The winner of the Prize for Excellence in Bioinformatics will be chosen by the dean of Sciences on the recommendation of a bioinformatics program committee of three faculty members representing three separate colleges.
In addition to their scientific and teaching work, Borodovsky and Boguslavsky have contributed to the Institute in other capacities. Boguslavsky has long been an active member of the Georgia Tech Faculty Women’s Club and served as a board member for the past three years. From 1997 to 2017 Borodovsky organized 11 Georgia Tech International Conferences in Bioinformatics, firmly placing Georgia Tech on the map as a key player in the field. In 1990, Borodovsky’s group was the only one conducting bioinformatics research at Georgia Tech. Today, more than 60 labs Institute-wide have bioinformatics and computational biology among their research directions. For developing novel and efficient algorithms for gene prediction in genomes of all domains of life — research work supported by multiple federal grant awards — Borodovsky was named a Fellow of the International Society of Computational Biology, recognition that he considers “the highest honor of the bioinformatics community.”

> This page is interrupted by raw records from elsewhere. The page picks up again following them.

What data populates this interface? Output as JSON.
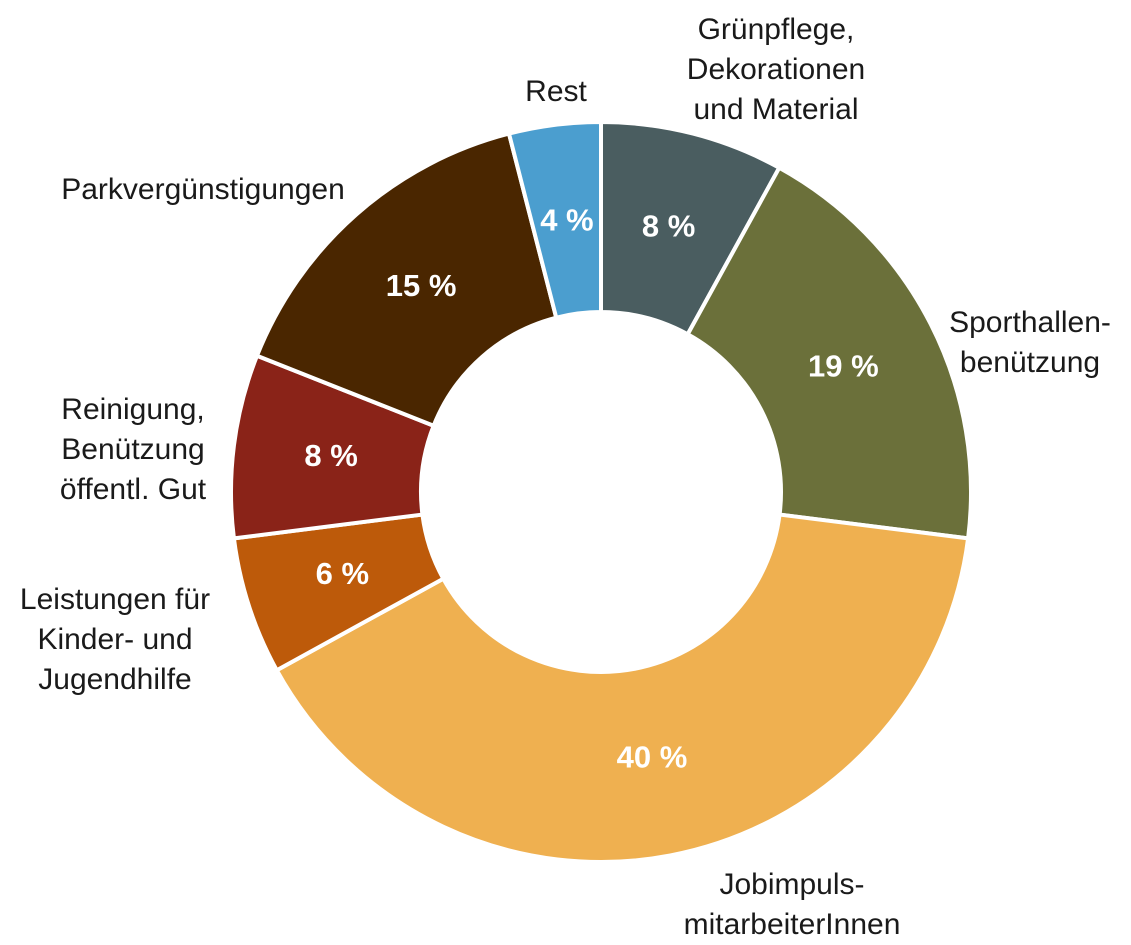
{
  "chart_data": {
    "type": "donut",
    "categories": [
      "Grünpflege,\nDekorationen\nund Material",
      "Sporthallen-\nbenützung",
      "Jobimpuls-\nmitarbeiterInnen",
      "Leistungen für\nKinder- und\nJugendhilfe",
      "Reinigung,\nBenützung\nöffentl. Gut",
      "Parkvergünstigungen",
      "Rest"
    ],
    "values": [
      8,
      19,
      40,
      6,
      8,
      15,
      4
    ],
    "value_labels": [
      "8 %",
      "19 %",
      "40 %",
      "6 %",
      "8 %",
      "15 %",
      "4 %"
    ],
    "colors": [
      "#4a5d60",
      "#6b703a",
      "#efb050",
      "#bd5a0a",
      "#8a2318",
      "#4a2600",
      "#4b9ecf"
    ]
  }
}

“Mark was instrumental in developing bioinformatics research and education at Georgia Tech, and we hope the prize, which we established to honor his 30 years at Georgia Tech, will keep that legacy alive,” Boguslavsky said.
“Bioinformatics is an exciting science presenting high intellectual challenge, along with potential for immediate applications in biotechnology and biomedicine. The enthusiasm I had when I started working in bioinformatics was very strong and continues to be so,” Borodovsky said. “I hope that new generations of researchers share the same enthusiasm for this fast growing field of science.”